Here is how negative gearing works. Investors buy properties whereby the income (rent) they receive from the property is less than the expenses (outgoings and mortgage fees), meaning that the property costs them money to keep, essentially running the investment at a loss. Buying property like this is a marginal investment, meaning that investors will hold property at a loss banking on a return at some point. While most Australians reject the risk involved other kinds of marginal investments, such as borrowing money to buy shares, property seems to be a risk that many people are prepared to swallow. Negative gearing is a spoonful of sugar designed to assist marginal investment in property by offering a tax deduction for losses incurred on the ownership of rental properties. Conversely, those with positively geared property (rental properties that make a positive return) pay tax on that profit.
Why would anyone have a property that they continue to lose money on (i.e. that is negatively geared)? It is because we, Australians, expect that the capital value of property will continue to increase and that the economy will continue to increase and that wages will continue to increase… but will they?
Without overtly saying it…there is some evidence that despite the massive growth in the property market in recent years, we might be looking at a stabilisation of pricing. Things like wages increasing at the slowest rate in history. The average Australian household debt at a record high level of around 187%. The restriction of foreign investment and 457 visas. The mid-year budget from Treasury predicted a shrinking housing sector and it will be very interesting to see what the May budget predicts for property.
Negative gearing isn’t really the issue – the marginal (or risky) investment in property is the issue. That is why any changes to negative gearing isn’t going to make a difference for a long time. It is unlikely (political suicide) that any changes to negative gearing will apply to those properties already owned and that are negatively geared.
Changes to negative gearing for the investment of new purchases will do little to insulate the risk that sits in Australia’s investment margin, indeed it is likely to discourage the investment in property at a time when a lot of people are concerned about the sustainability of demand moving forward…and that could affect property prices.
The general factors that impact property prices (above the individual features of a property) in a market are the number of properties available to purchase (supply), how many people are seeking to purchase (demand) and the resources available to those people (market price).

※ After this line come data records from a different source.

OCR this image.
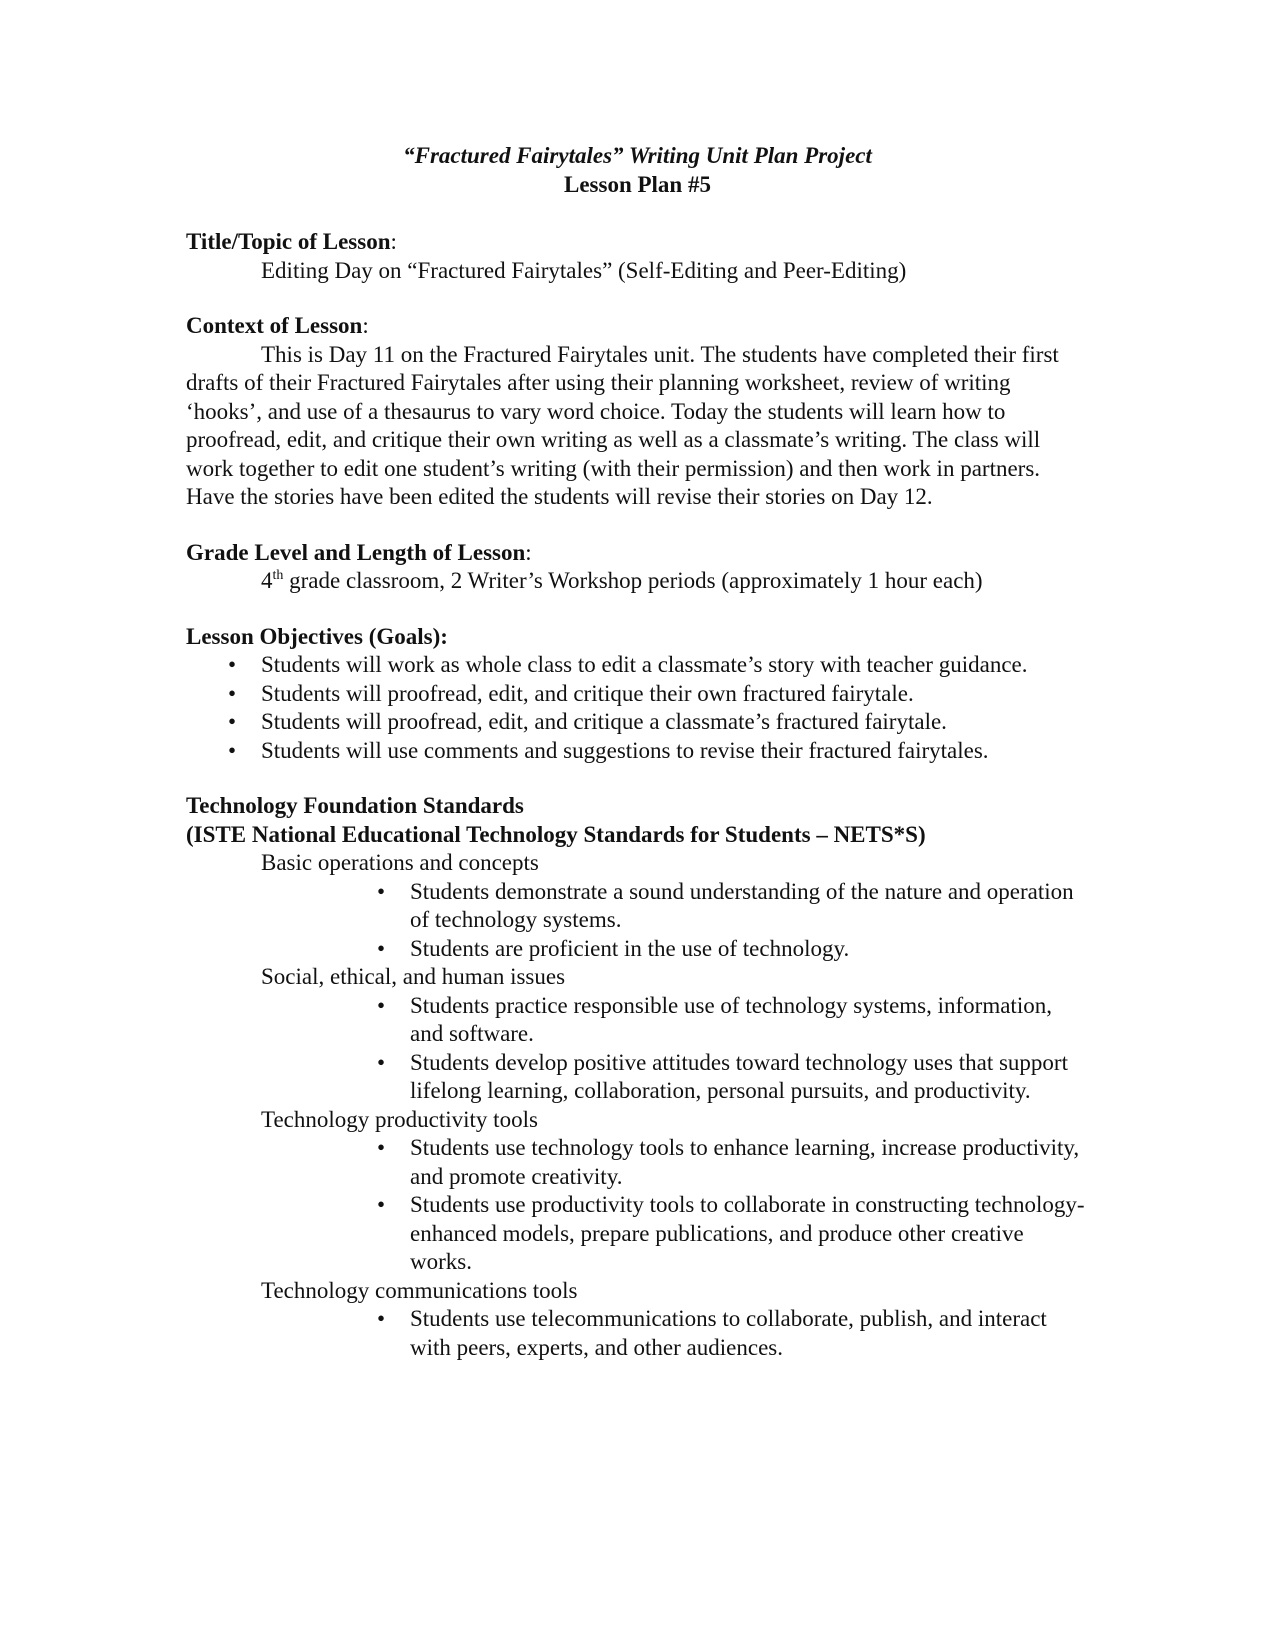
“Fractured Fairytales” Writing Unit Plan Project
Lesson Plan #5
Title/Topic of Lesson:
Editing Day on “Fractured Fairytales” (Self-Editing and Peer-Editing)
Context of Lesson:
This is Day 11 on the Fractured Fairytales unit. The students have completed their first drafts of their Fractured Fairytales after using their planning worksheet, review of writing ‘hooks’, and use of a thesaurus to vary word choice. Today the students will learn how to proofread, edit, and critique their own writing as well as a classmate’s writing. The class will work together to edit one student’s writing (with their permission) and then work in partners. Have the stories have been edited the students will revise their stories on Day 12.
Grade Level and Length of Lesson:
4th grade classroom, 2 Writer’s Workshop periods (approximately 1 hour each)
Lesson Objectives (Goals):
• Students will work as whole class to edit a classmate’s story with teacher guidance.
• Students will proofread, edit, and critique their own fractured fairytale.
• Students will proofread, edit, and critique a classmate’s fractured fairytale.
• Students will use comments and suggestions to revise their fractured fairytales.
Technology Foundation Standards
(ISTE National Educational Technology Standards for Students – NETS*S)
Basic operations and concepts
• Students demonstrate a sound understanding of the nature and operation of technology systems.
• Students are proficient in the use of technology.
Social, ethical, and human issues
• Students practice responsible use of technology systems, information, and software.
• Students develop positive attitudes toward technology uses that support lifelong learning, collaboration, personal pursuits, and productivity.
Technology productivity tools
• Students use technology tools to enhance learning, increase productivity, and promote creativity.
• Students use productivity tools to collaborate in constructing technology-enhanced models, prepare publications, and produce other creative works.
Technology communications tools
• Students use telecommunications to collaborate, publish, and interact with peers, experts, and other audiences.
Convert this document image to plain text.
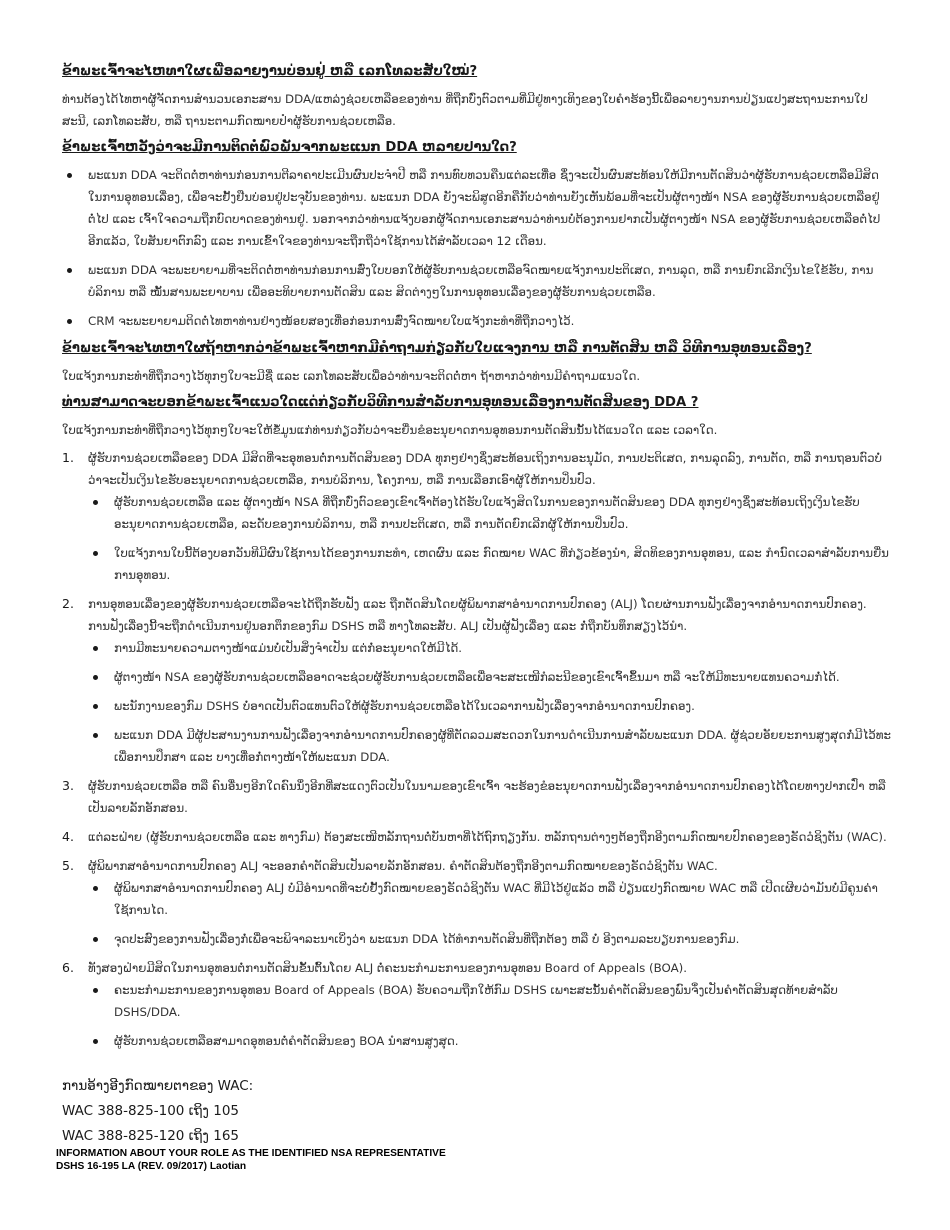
ຂ້າພະເຈົ້າຈະໄຫທາໃຜເພື່ອລາຍງານບ່ອນຢູ່ ຫລື ເລກໂທລະສັບໃໝ່?

ທ່ານຕ້ອງໄດ້ໄທຫາຜູ້ຈັດການສຳນວນເອກະສານ DDA/ແຫລ່ງຊ່ວຍເຫລືອຂອງທ່ານ ທີ່ຖືກບົ່ງຕົວຕາມທີ່ມີຢູ່ທາງເທິງຂອງໃບຄຳຮ້ອງນີ້ເພື່ອລາຍງານການປ່ຽນແປງສະຖານະການໃປສະນີ, ເລກໂທລະສັບ, ຫລື ຖານະຕາມກົດໝາຍປຳຜູ້ຮັບການຊ່ວຍເຫລືອ.

ຂ້າພະເຈົ້າຫວັງວ່າຈະມີການຕິດຕໍ່ພົວພັນຈາກພະແນກ DDA ຫລາຍປານໃດ?
ພະແນກ DDA ຈະຕິດຕໍ່ຫາທ່ານກ່ອນການຕີລາຄາປະເມີນຜົນປະຈຳປີ ຫລື ການທົບທວນຄືນແຕ່ລະເທື່ອ ຊຶ່ງຈະເປັນຜົນສະທ້ອນໃຫ້ມີການຕັດສິນວ່າຜູ້ຮັບການຊ່ວຍເຫລືອມີສິດໃນການອຸທອນເລື່ອງ, ເພື່ອຈະຢັ້ງຢືນບ່ອນຢູ່ປະຈຸບັນຂອງທ່ານ. ພະແນກ DDA ຍັງຈະພິສູດອີກຄືກັບວ່າທ່ານຍັງເຫັນພ້ອມທີ່ຈະເປັນຜູ້ຕາງໜ້າ NSA ຂອງຜູ້ຮັບການຊ່ວຍເຫລືອຢູ່ຕໍ່ໄປ ແລະ ເຈົ້າໃຈຄວາມຖືກບົດບາດຂອງທ່ານຢູ່. ນອກຈາກວ່າທ່ານແຈ້ງບອກຜູ້ຈັດການເອກະສານວ່າທ່ານບໍ່ຕ້ອງການຢາກເປັນຜູ້ຕາງໜ້າ NSA ຂອງຜູ້ຮັບການຊ່ວຍເຫລືອຕໍ່ໄປອີກແລ້ວ, ໃບສັນຍາຕົກລົງ ແລະ ການເຂົ້າໃຈຂອງທ່ານຈະຖືກຖືວ່າໃຊ້ການໄດ້ສຳລັບເວລາ 12 ເດືອນ.
ພະແນກ DDA ຈະພະຍາຍາມທີ່ຈະຕິດຕໍ່ຫາທ່ານກ່ອນການສົ່ງໃບບອກໃຫ້ຜູ້ຮັບການຊ່ວຍເຫລືອຈົດໝາຍແຈ້ງການປະຕິເສດ, ການລຸດ, ຫລື ການຍົກເລີກເງິນໄຂໃຂ້ຮັບ, ການບໍລິການ ຫລື ໝັ້ນສານພະຍາບານ ເພື່ອອະທິບາຍການຕັດສິນ ແລະ ສິດຕ່າງໆໃນການອຸທອນເລື່ອງຂອງຜູ້ຮັບການຊ່ວຍເຫລືອ.
CRM ຈະພະຍາຍາມຕິດຕໍ່ໄທຫາທ່ານຢ່າງໜ້ອຍສອງເທື່ອກ່ອນການສົ່ງຈົດໝາຍໃບແຈ້ງກະທຳທີ່ຖືກວາງໄວ້.
ຂ້າພະເຈົ້າຈະໄທຫາໃຜຖ້າຫາກວ່າຂ້າພະເຈົ້າຫາກມີຄຳຖາມກ່ຽວກັບໃບແຈງການ ຫລື ການຕັດສິນ ຫລື ວິທີການອຸທອນເລື່ອງ?

ໃບແຈ້ງການກະທຳທີ່ຖືກວາງໄວ້ທຸກໆໃບຈະມີຊື່ ແລະ ເລກໂທລະສັບເພື່ອວ່າທ່ານຈະຕິດຕໍ່ຫາ ຖ້າຫາກວ່າທ່ານມີຄຳຖາມແນວໃດ.

ທ່ານສາມາດຈະບອກຂ້າພະເຈົ້າແນວໃດແດ່ກ່ຽວກັບວິທີການສຳລັບການອຸທອນເລື່ອງການຕັດສິນຂອງ DDA ?

ໃບແຈ້ງການກະທຳທີ່ຖືກວາງໄວ້ທຸກໆໃບຈະໃຫ້ຂໍ້ມູນແກ່ທ່ານກ່ຽວກັບວ່າຈະຍື່ນຂໍອະນຸຍາດການອຸທອນການຕັດສິນນັ້ນໄດ້ແນວໃດ ແລະ ເວລາໃດ.

1. ຜູ້ຮັບການຊ່ວຍເຫລືອຂອງ DDA ມີສິດທີ່ຈະອຸທອນຕໍ່ການຕັດສິນຂອງ DDA ທຸກໆຢ່າງຊຶ່ງສະທ້ອນເຖິງການອະນຸມັດ, ການປະຕິເສດ, ການລຸດລົງ, ການຕັດ, ຫລື ການຖອນຕົວບໍ່ວ່າຈະເປັນເງິນໄຂຮັບອະນຸຍາດການຊ່ວຍເຫລືອ, ການບໍລິການ, ໂຄງການ, ຫລື ການເລືອກເອົາຜູ້ໃຫ້ການປິ່ນປົວ.
ຜູ້ຮັບການຊ່ວຍເຫລືອ ແລະ ຜູ້ຕາງໜ້າ NSA ທີ່ຖືກບົ່ງຕົວຂອງເຂົາເຈົ້າຕ້ອງໄດ້ຮັບໃບແຈ້ງສິດໃນການຂອງການຕັດສິນຂອງ DDA ທຸກໆຢ່າງຊຶ່ງສະທ້ອນເຖິງເງິນໄຂຮັບອະນຸຍາດການຊ່ວຍເຫລືອ, ລະດັບຂອງການບໍລິການ, ຫລື ການປະຕິເສດ, ຫລື ການຕັດຍົກເລີກຜູ້ໃຫ້ການປິ່ນປົວ.
ໃບແຈ້ງການໃບນີ້ຕ້ອງບອກວັນທີມີຜົນໃຊ້ການໄດ້ຂອງການກະທຳ, ເຫດຜົນ ແລະ ກົດໝາຍ WAC ທີ່ກ່ຽວຂ້ອງນຳ, ສິດທິຂອງການອຸທອນ, ແລະ ກຳນົດເວລາສຳລັບການຍື່ນການອຸທອນ.
2. ການອຸທອນເລື່ອງຂອງຜູ້ຮັບການຊ່ວຍເຫລືອຈະໄດ້ຖືກຮັບຟັງ ແລະ ຖືກຕັດສິນໂດຍຜູ້ພິພາກສາອຳນາດການປົກຄອງ (ALJ) ໂດຍຜ່ານການຟັງເລື່ອງຈາກອຳນາດການປົກຄອງ. ການຟັງເລື່ອງນີ້ຈະຖືກດຳເນີນການຢູ່ນອກຕຶກຂອງກົມ DSHS ຫລື ທາງໂທລະສັບ. ALJ ເປັນຜູ້ຟັງເລື່ອງ ແລະ ກໍ່ຖືກບັນທຶກສຽງໄວ້ນຳ.
ການມີທະນາຍຄວາມຕາງໜ້າແມ່ນບໍ່ເປັນສິ່ງຈຳເປັນ ແຕ່ກໍ່ອະນຸຍາດໃຫ້ມີໄດ້.
ຜູ້ຕາງໜ້າ NSA ຂອງຜູ້ຮັບການຊ່ວຍເຫລືອອາດຈະຊ່ວຍຜູ້ຮັບການຊ່ວຍເຫລືອເພື່ອຈະສະເໜີກໍລະນີຂອງເຂົາເຈົ້າຂຶ້ນມາ ຫລື ຈະໃຫ້ມີທະນາຍແທນຄວາມກໍ່ໄດ້.
ພະນັກງານຂອງກົມ DSHS ບໍ່ອາດເປັນຕົວແທນຕົວໃຫ້ຜູ້ຮັບການຊ່ວຍເຫລືອໄດ້ໃນເວລາການຟັງເລື່ອງຈາກອຳນາດການປົກຄອງ.
ພະແນກ DDA ມີຜູ້ປະສານງານການຟັງເລື່ອງຈາກອຳນາດການປົກຄອງຜູ້ທີ່ຕັດລວມສະດວກໃນການດຳເນີນການສຳລັບພະແນກ DDA. ຜູ້ຊ່ວຍອັຍຍະການສູງສຸດກໍ່ມີໄວ້ທະເພື່ອການປຶກສາ ແລະ ບາງເທື່ອກໍ່ຕາງໜ້າໃຫ້ພະແນກ DDA.
3. ຜູ້ຮັບການຊ່ວຍເຫລືອ ຫລື ຄົນອື່ນໆອີກໃດຄົນນຶ່ງອີກທີ່ສະແດງຕົວເປັນໃນນາມຂອງເຂົາເຈົ້າ ຈະຮ້ອງຂໍອະນຸຍາດການຟັງເລື່ອງຈາກອຳນາດການປົກຄອງໄດ້ໂດຍທາງປາກເປົ່າ ຫລື ເປັນລາຍລັກອັກສອນ.
4. ແຕ່ລະຝ່າຍ (ຜູ້ຮັບການຊ່ວຍເຫລືອ ແລະ ທາງກົມ) ຕ້ອງສະເໜີຫລັກຖານຕໍ່ບັນຫາທີ່ໄດ້ຖົກຖຽງກັນ. ຫລັກຖານຕ່າງໆຕ້ອງຖືກອີງຕາມກົດໝາຍປົກຄອງຂອງຣັດວໍຊິງຕັນ (WAC).
5. ຜູ້ພິພາກສາອຳນາດການປົກຄອງ ALJ ຈະອອກຄຳຕັດສິນເປັນລາຍລັກອັກສອນ. ຄຳຕັດສິນຕ້ອງຖືກອີງຕາມກົດໝາຍຂອງຣັດວໍຊິງຕັນ WAC.
ຜູ້ພິພາກສາອຳນາດການປົກຄອງ ALJ ບໍ່ມີອຳນາດທີ່ຈະບໍ່ຢັ້ງກົດໝາຍຂອງຣັດວໍຊິງຕັນ WAC ທີ່ມີໄວ້ຢູ່ແລ້ວ ຫລື ປ່ຽນແປງກົດໝາຍ WAC ຫລື ເປີດເຜີຍວ່າມັນບໍ່ມີຄູນຄ່າໃຊ້ການໄດ.
ຈຸດປະສົງຂອງການຟັງເລື່ອງກໍ່ເພື່ອຈະພິຈາລະນາເບິ່ງວ່າ ພະແນກ DDA ໄດ້ທຳການຕັດສິນທີ່ຖືກຕ້ອງ ຫລື ບໍ່ ອີງຕາມລະບຽບການຂອງກົມ.
6. ທັງສອງຝ່າຍມີສິດໃນການອຸທອນຕໍ່ການຕັດສິນຂັ້ນຕົ້ນໂດຍ ALJ ຕໍ່ຄະນະກຳມະການຂອງການອຸທອນ Board of Appeals (BOA).
ຄະນະກຳມະການຂອງການອຸທອນ Board of Appeals (BOA) ຮັບຄວາມຖືກໃຫ້ກົມ DSHS ເພາະສະນັ້ນຄຳຕັດສິນຂອງພົນຈຶ່ງເປັນຄຳຕັດສິນສຸດທ້າຍສຳລັບ DSHS/DDA.
ຜູ້ຮັບການຊ່ວຍເຫລືອສາມາດອຸທອນຕໍ່ຄຳຕັດສິນຂອງ BOA ນຳສານສູງສຸດ.
ການອ້າງອີງກົດໝາຍຕາຂອງ WAC:
WAC 388-825-100 ເຖິງ 105
WAC 388-825-120 ເຖິງ 165
INFORMATION ABOUT YOUR ROLE AS THE IDENTIFIED NSA REPRESENTATIVE
DSHS 16-195 LA (REV. 09/2017) Laotian
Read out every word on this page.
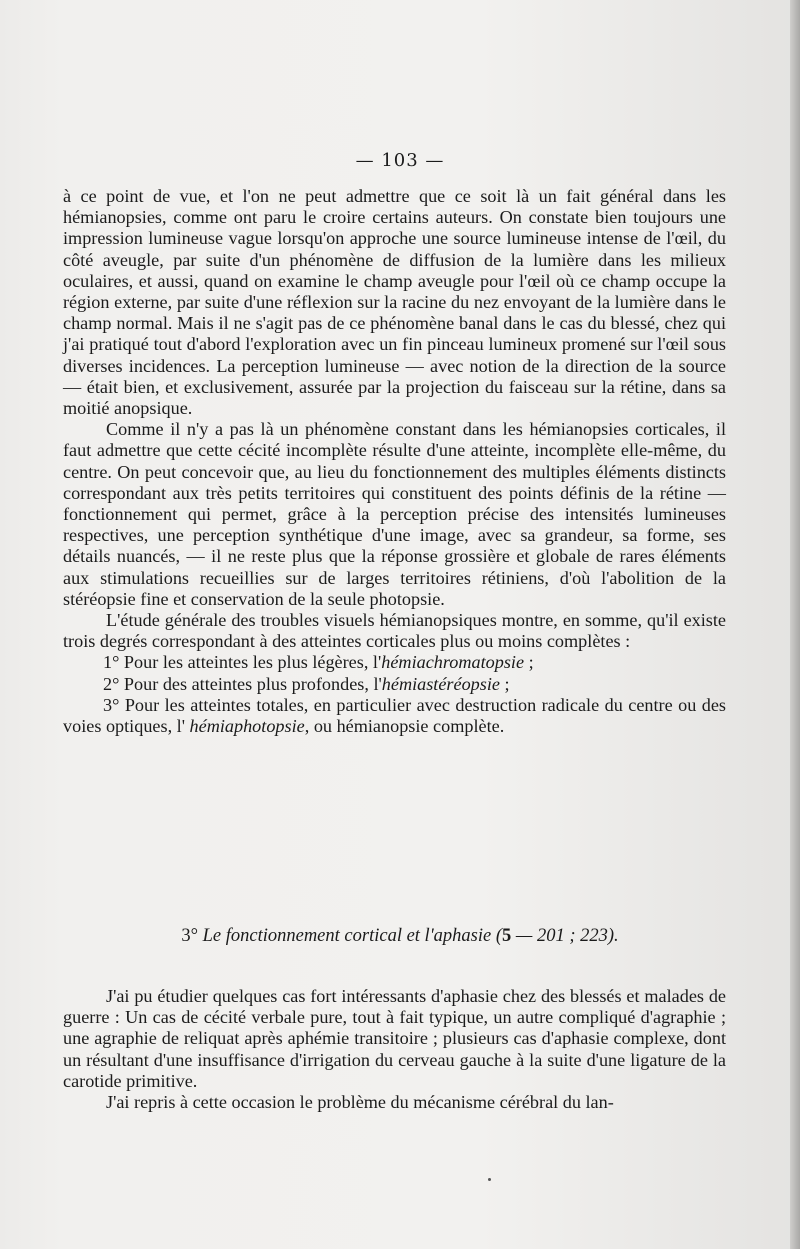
— 103 —

à ce point de vue, et l'on ne peut admettre que ce soit là un fait général dans les hémianopsies, comme ont paru le croire certains auteurs. On constate bien toujours une impression lumineuse vague lorsqu'on approche une source lumineuse intense de l'œil, du côté aveugle, par suite d'un phénomène de diffusion de la lumière dans les milieux oculaires, et aussi, quand on examine le champ aveugle pour l'œil où ce champ occupe la région externe, par suite d'une réflexion sur la racine du nez envoyant de la lumière dans le champ normal. Mais il ne s'agit pas de ce phénomène banal dans le cas du blessé, chez qui j'ai pratiqué tout d'abord l'exploration avec un fin pinceau lumineux promené sur l'œil sous diverses incidences. La perception lumineuse — avec notion de la direction de la source — était bien, et exclusivement, assurée par la projection du faisceau sur la rétine, dans sa moitié anopsique.

Comme il n'y a pas là un phénomène constant dans les hémianopsies corticales, il faut admettre que cette cécité incomplète résulte d'une atteinte, incomplète elle-même, du centre. On peut concevoir que, au lieu du fonctionnement des multiples éléments distincts correspondant aux très petits territoires qui constituent des points définis de la rétine — fonctionnement qui permet, grâce à la perception précise des intensités lumineuses respectives, une perception synthétique d'une image, avec sa grandeur, sa forme, ses détails nuancés, — il ne reste plus que la réponse grossière et globale de rares éléments aux stimulations recueillies sur de larges territoires rétiniens, d'où l'abolition de la stéréopsie fine et conservation de la seule photopsie.

L'étude générale des troubles visuels hémianopsiques montre, en somme, qu'il existe trois degrés correspondant à des atteintes corticales plus ou moins complètes :

1° Pour les atteintes les plus légères, l'hémiachromatopsie ;

2° Pour des atteintes plus profondes, l'hémiastéréopsie ;

3° Pour les atteintes totales, en particulier avec destruction radicale du centre ou des voies optiques, l' hémiaphotopsie, ou hémianopsie complète.

3° Le fonctionnement cortical et l'aphasie (5 — 201 ; 223).

J'ai pu étudier quelques cas fort intéressants d'aphasie chez des blessés et malades de guerre : Un cas de cécité verbale pure, tout à fait typique, un autre compliqué d'agraphie ; une agraphie de reliquat après aphémie transitoire ; plusieurs cas d'aphasie complexe, dont un résultant d'une insuffisance d'irrigation du cerveau gauche à la suite d'une ligature de la carotide primitive.

J'ai repris à cette occasion le problème du mécanisme cérébral du lan-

For anyone thinking of selling, the lack of stock on the market is the biggest factor working in your favour. At least in the Eastern capitals, declining levels of stock have driven buyers to compete aggressively to secure property from the low levels of stock available. The continued low number of listings (specifically in houses over units or apartments) is maintaining high prices, despite the controls that are being exercised on demand including lending restrictions, foreign investment restrictions and the proposed changes to negative gearing. The ‘tipping’ point that people refer to in affordability refers to wage growth slowing, private debt increasing and the lack of certainty about the local market’s ability to continue to drive prices higher.